You can entertain them with little to nothing. Rabbits are extremely independent, selfish even, so they can rely on little to keep them happy. An empty paper towel or toilet paper roll provides them loads of fun, as does shredded newspaper and plain cardboard.
They are smart and independent. Rabbits can be left alone for hours without human or peer interaction. This means you don’t have to feel bad about being gone shopping for hours, or wonder if your bunny has grown to resent you by the time you return home from work. As long as their cage is fully stocked with food and water they can be left alone for hours, even days, with no destruction to their area from boredom.
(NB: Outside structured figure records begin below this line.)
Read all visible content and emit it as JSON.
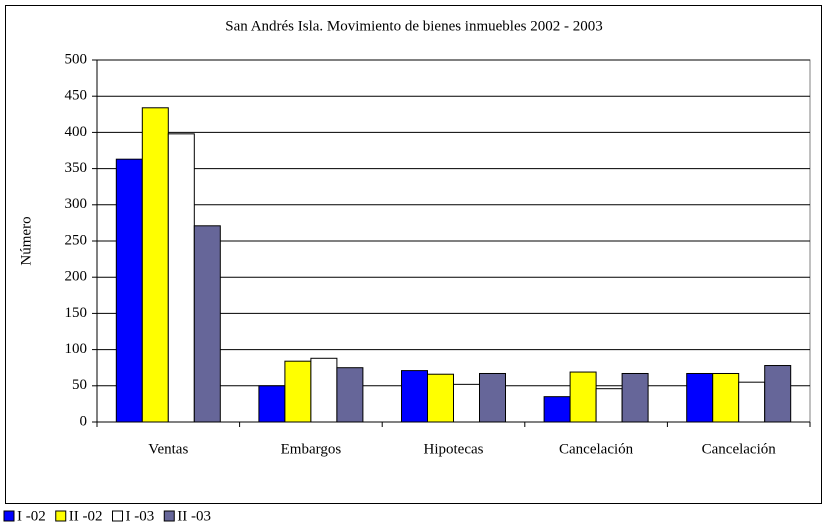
{
  "chart_data": {
    "type": "bar",
    "title": "San Andrés Isla.  Movimiento de bienes inmuebles 2002 - 2003",
    "y_label": "Número",
    "categories": [
      "Ventas",
      "Embargos",
      "Hipotecas",
      "Cancelación",
      "Cancelación"
    ],
    "series": [
      {
        "name": "I -02",
        "color": "#0000ff",
        "values": [
          363,
          50,
          71,
          35,
          67
        ]
      },
      {
        "name": "II -02",
        "color": "#ffff00",
        "values": [
          434,
          84,
          66,
          69,
          67
        ]
      },
      {
        "name": "I -03",
        "color": "#ffffff",
        "values": [
          398,
          88,
          52,
          46,
          55
        ]
      },
      {
        "name": "II -03",
        "color": "#666699",
        "values": [
          271,
          75,
          67,
          67,
          78
        ]
      }
    ],
    "ylim": [
      0,
      500
    ],
    "yticks": [
      0,
      50,
      100,
      150,
      200,
      250,
      300,
      350,
      400,
      450,
      500
    ],
    "grid": true,
    "legend": "bottom-left"
  }
}
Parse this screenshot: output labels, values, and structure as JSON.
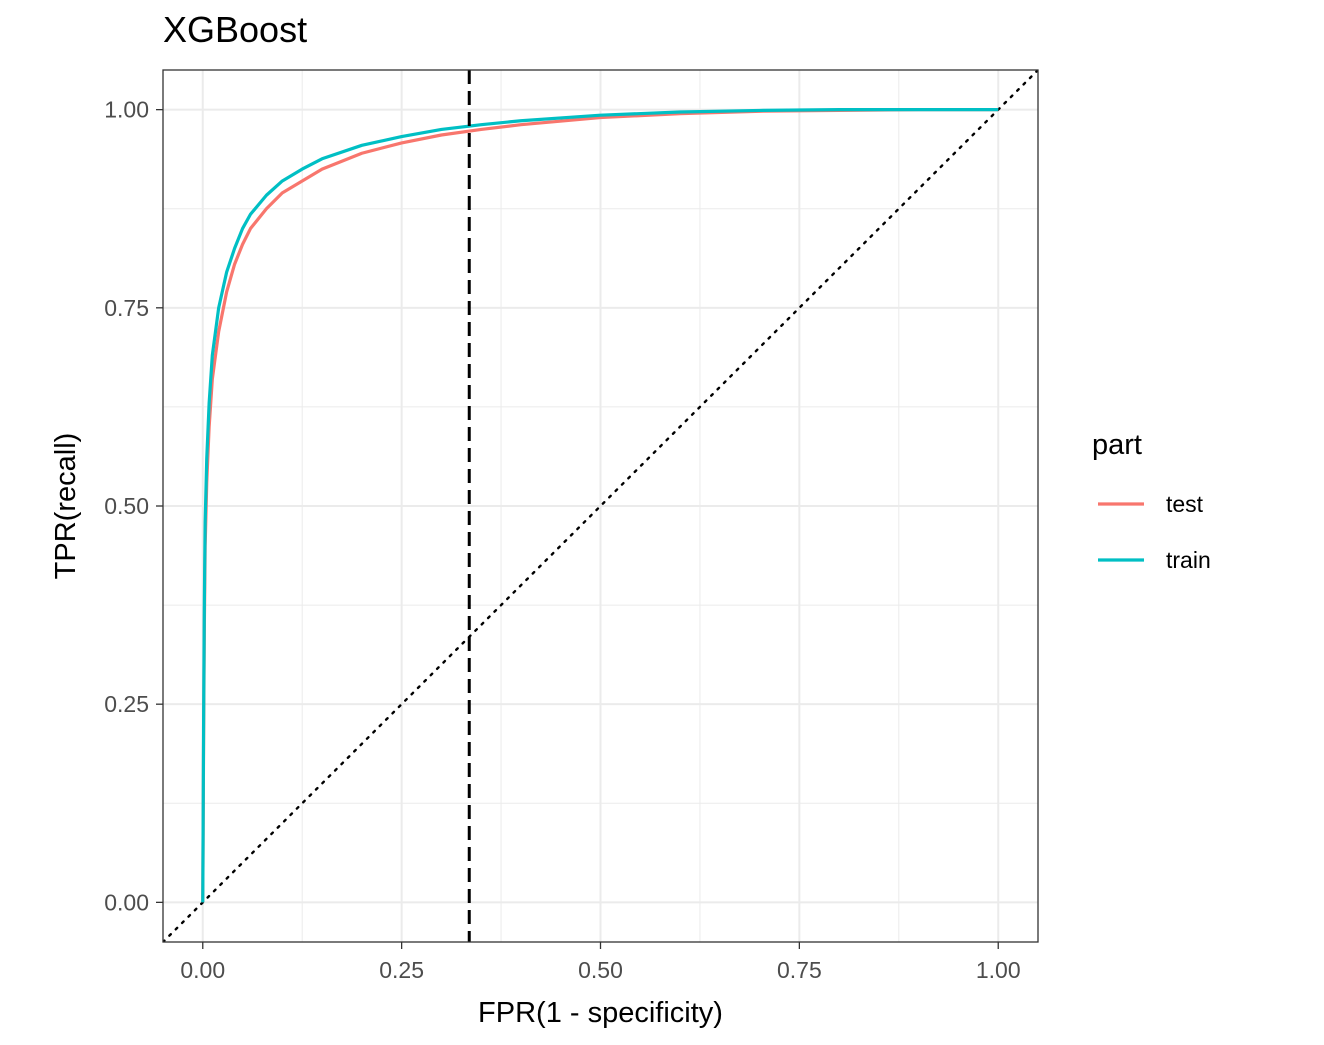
{
  "chart_data": {
    "type": "line",
    "title": "XGBoost",
    "xlabel": "FPR(1 - specificity)",
    "ylabel": "TPR(recall)",
    "xlim": [
      -0.05,
      1.05
    ],
    "ylim": [
      -0.05,
      1.05
    ],
    "x_ticks": [
      0,
      0.25,
      0.5,
      0.75,
      1.0
    ],
    "x_tick_labels": [
      "0.00",
      "0.25",
      "0.50",
      "0.75",
      "1.00"
    ],
    "y_ticks": [
      0,
      0.25,
      0.5,
      0.75,
      1.0
    ],
    "y_tick_labels": [
      "0.00",
      "0.25",
      "0.50",
      "0.75",
      "1.00"
    ],
    "grid": true,
    "legend": {
      "title": "part",
      "placement": "right"
    },
    "series": [
      {
        "name": "test",
        "color": "#F8766D",
        "x": [
          0,
          0.001,
          0.002,
          0.003,
          0.005,
          0.008,
          0.012,
          0.02,
          0.03,
          0.04,
          0.05,
          0.06,
          0.08,
          0.1,
          0.125,
          0.15,
          0.2,
          0.25,
          0.3,
          0.35,
          0.4,
          0.5,
          0.6,
          0.7,
          0.8,
          0.9,
          1.0
        ],
        "y": [
          0,
          0.2,
          0.35,
          0.45,
          0.53,
          0.6,
          0.66,
          0.72,
          0.77,
          0.805,
          0.83,
          0.85,
          0.875,
          0.895,
          0.91,
          0.925,
          0.945,
          0.958,
          0.968,
          0.975,
          0.981,
          0.99,
          0.995,
          0.998,
          0.999,
          1.0,
          1.0
        ]
      },
      {
        "name": "train",
        "color": "#00BFC4",
        "x": [
          0,
          0.001,
          0.002,
          0.003,
          0.005,
          0.008,
          0.012,
          0.02,
          0.03,
          0.04,
          0.05,
          0.06,
          0.08,
          0.1,
          0.125,
          0.15,
          0.2,
          0.25,
          0.3,
          0.35,
          0.4,
          0.5,
          0.6,
          0.7,
          0.8,
          0.9,
          1.0
        ],
        "y": [
          0,
          0.22,
          0.38,
          0.48,
          0.56,
          0.63,
          0.69,
          0.75,
          0.795,
          0.825,
          0.85,
          0.868,
          0.892,
          0.91,
          0.925,
          0.938,
          0.955,
          0.966,
          0.975,
          0.981,
          0.986,
          0.993,
          0.997,
          0.999,
          1.0,
          1.0,
          1.0
        ]
      }
    ],
    "reference_lines": [
      {
        "kind": "diagonal",
        "style": "dotted",
        "color": "#000000"
      },
      {
        "kind": "vertical",
        "x": 0.335,
        "style": "dashed",
        "color": "#000000"
      }
    ]
  }
}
They can be potty-trained. Although it takes some persistence, bunnies can be litter-trained just as well as cats, meaning once they’ve learned, you’ll only have to worry about bunny waste in one corner of the cage, making cleaning a breeze, especially since rabbit poo is no bigger than a peppercorn. Plus, you can flush rabbit poo down the toilet, or throw it in the backyard to use as compost.
Rabbits have little odor. Their waste can produce a slight odor if it’s left for several days, but rabbits themselves and their cages don’t smell, so you’re house won’t resemble a farm. And when you clean out their cage (which only takes about 5 minutes) you won’t deal with large smelly piles of poo like dogs leave.
They are lovable and cuddly. Bunnies are super cuddly and cute! They are as affectionate as they are independent and while I know you’re thinking “puppies are too!” just remember that bunnies are little fur balls of joy that will snuggle near you then play hide and seek. What could be better than that?